Film / Reviews
Review: Little Men
Little Men (PG)
USA 2016 83 mins Dir: Ira Sachs Cast: Theo Taplitz, Michael Barbieri, Greg Kinnear, Jennifer Ehle, Paulina Garcia, Alfred Molina, Talia Balsam
Two films in succession centred on New York housing issues? Ira Sachs spoils us. In the superior Love Is Strange, a middle-class gay couple’s lives are thrown into turmoil when the financial consequences of homophobia force them to sell their nice Manhattan apartment and live separately. The slight, gentle, refreshingly brief Little Men is driven by gentrification, though empathetic Sachs is scrupulously careful not to demonise any of his characters. At its core are superb, naturalistic performances by young newcomers Theo Taplitz and Michael Barbieri.
When struggling actor Brian Jardine’s (Greg Kinnear) elderly father carks it, he inherits the old man’s modest Brooklyn brownstone. This comes with Chilean immigrant single mother Leonor (Paulina Garcia), who runs a ground-floor dress shop. Brian moves in with his psychotherapist wife Kathy (Jennifer Ehle) and their sensitive, withdrawn, somewhat awkward 13-year-old aspiring artist son, Jake (Taplitz). Although Jake normally struggles to make friends, he bonds swiftly with Leonor’s swaggering, confident, streetwise offspring Tony (Barbieri). But as the two boys form a firm chalk’n’cheese friendship based on their mutual love of computer games, the adults’ initially cordial relationship soon turns sour. Leonor pays a fraction of the market rent in this upcoming neighbourhood. Egged on by his pushy sister Audrey (Talia Balsam), who wants her share of the inheritance, Brian reluctantly proposes an increase that she can ill afford to pay.
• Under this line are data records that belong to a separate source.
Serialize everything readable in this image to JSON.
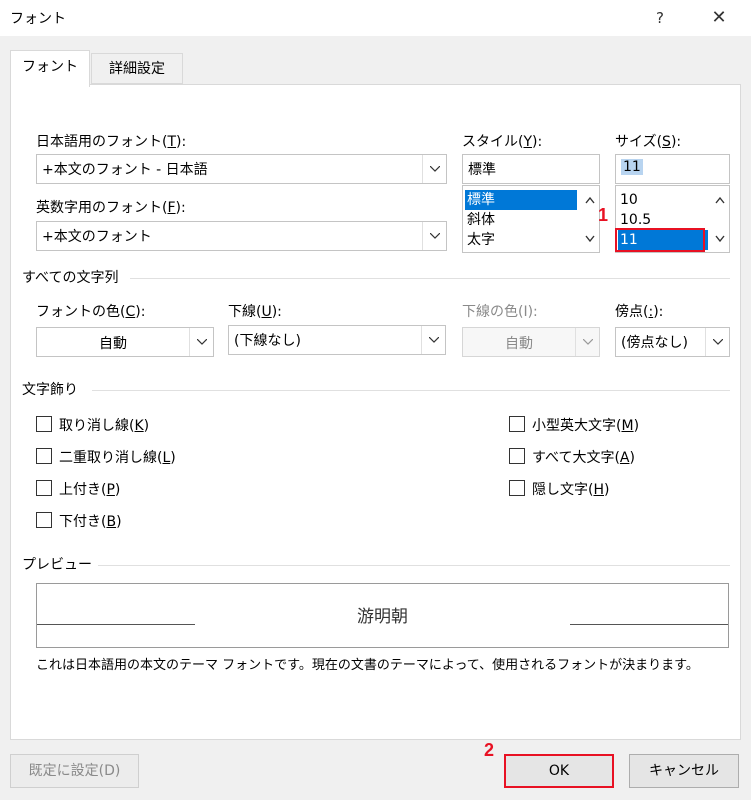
{
  "window": {
    "title": "フォント",
    "help_label": "?",
    "close_label": "✕"
  },
  "tabs": [
    {
      "label": "フォント",
      "active": true
    },
    {
      "label": "詳細設定",
      "active": false
    }
  ],
  "japanese_font": {
    "label": "日本語用のフォント(",
    "accel": "T",
    "label_end": "):",
    "value": "+本文のフォント - 日本語"
  },
  "western_font": {
    "label": "英数字用のフォント(",
    "accel": "F",
    "label_end": "):",
    "value": "+本文のフォント"
  },
  "style": {
    "label": "スタイル(",
    "accel": "Y",
    "label_end": "):",
    "value": "標準",
    "options": [
      "標準",
      "斜体",
      "太字"
    ],
    "selected": "標準"
  },
  "size": {
    "label": "サイズ(",
    "accel": "S",
    "label_end": "):",
    "value": "11",
    "options": [
      "10",
      "10.5",
      "11"
    ],
    "selected": "11"
  },
  "all_text_section": "すべての文字列",
  "font_color": {
    "label": "フォントの色(",
    "accel": "C",
    "label_end": "):",
    "value": "自動"
  },
  "underline": {
    "label": "下線(",
    "accel": "U",
    "label_end": "):",
    "value": "(下線なし)"
  },
  "underline_color": {
    "label": "下線の色(I):",
    "value": "自動"
  },
  "emphasis": {
    "label": "傍点(",
    "accel": ":",
    "label_end": "):",
    "value": "(傍点なし)"
  },
  "effects_section": "文字飾り",
  "effects_left": [
    {
      "label": "取り消し線(",
      "accel": "K",
      "end": ")",
      "checked": false
    },
    {
      "label": "二重取り消し線(",
      "accel": "L",
      "end": ")",
      "checked": false
    },
    {
      "label": "上付き(",
      "accel": "P",
      "end": ")",
      "checked": false
    },
    {
      "label": "下付き(",
      "accel": "B",
      "end": ")",
      "checked": false
    }
  ],
  "effects_right": [
    {
      "label": "小型英大文字(",
      "accel": "M",
      "end": ")",
      "checked": false
    },
    {
      "label": "すべて大文字(",
      "accel": "A",
      "end": ")",
      "checked": false
    },
    {
      "label": "隠し文字(",
      "accel": "H",
      "end": ")",
      "checked": false
    }
  ],
  "preview_section": "プレビュー",
  "preview_text": "游明朝",
  "description": "これは日本語用の本文のテーマ フォントです。現在の文書のテーマによって、使用されるフォントが決まります。",
  "buttons": {
    "set_default": "既定に設定(D)",
    "ok": "OK",
    "cancel": "キャンセル"
  },
  "annotations": {
    "step1": "1",
    "step2": "2"
  },
  "colors": {
    "selection": "#0078d7",
    "annotation": "#e81123"
  }
}
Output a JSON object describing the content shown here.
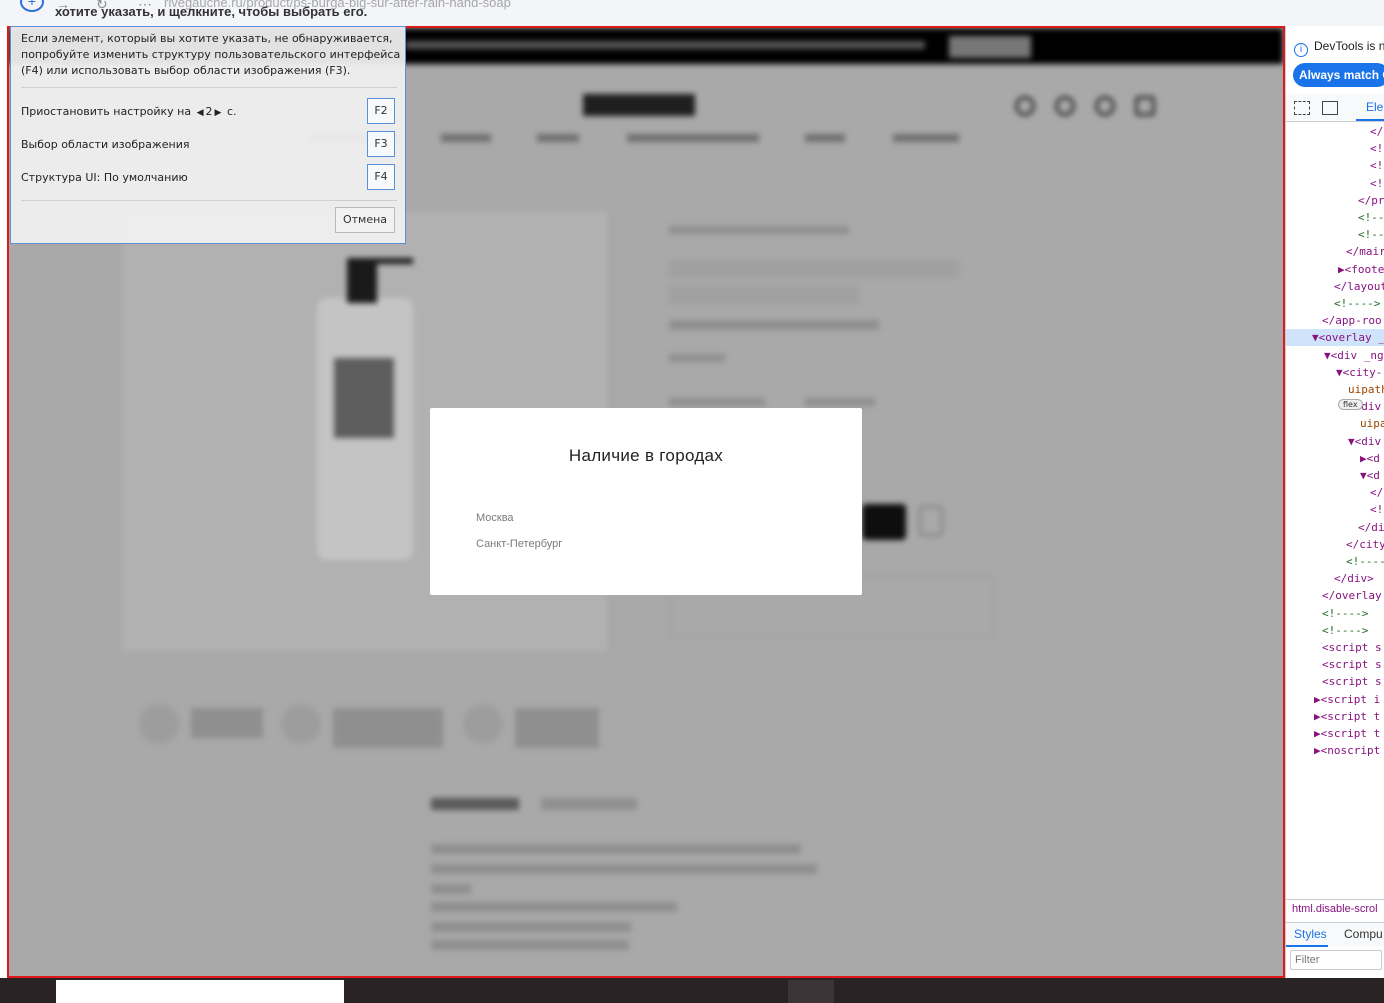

Sachs serves up real, nuanced, flawed adult characters here, laying bare the class divide without imposing an agenda. The passive-aggressive Jardines might be middle class, but they’re hardly loaded. Prickly Leonor is no noble downtrodden stereotype, refusing to discuss the issue and reminding conflicted sad sack Brian pointedly that she was closer to his father than he ever was. In another telling, superbly played scene, well-meaning Kathy clod-hoppingly suggests to Leonor that she could mediate a solution, since she’s “trained in conflict resolution”. But the film really belongs to the adolescent twosome, whose firm friendship with a light frisson of sexual attraction is endangered by forces beyond their control just as they begin to negotiate the adult world. This is a subtle, delicate, minimalist drama that eschews showy displays of emotion and perhaps lacks the dramatic heft of Love Is Strange, but is certain to be appreciated by all who make the effort to discover its charms.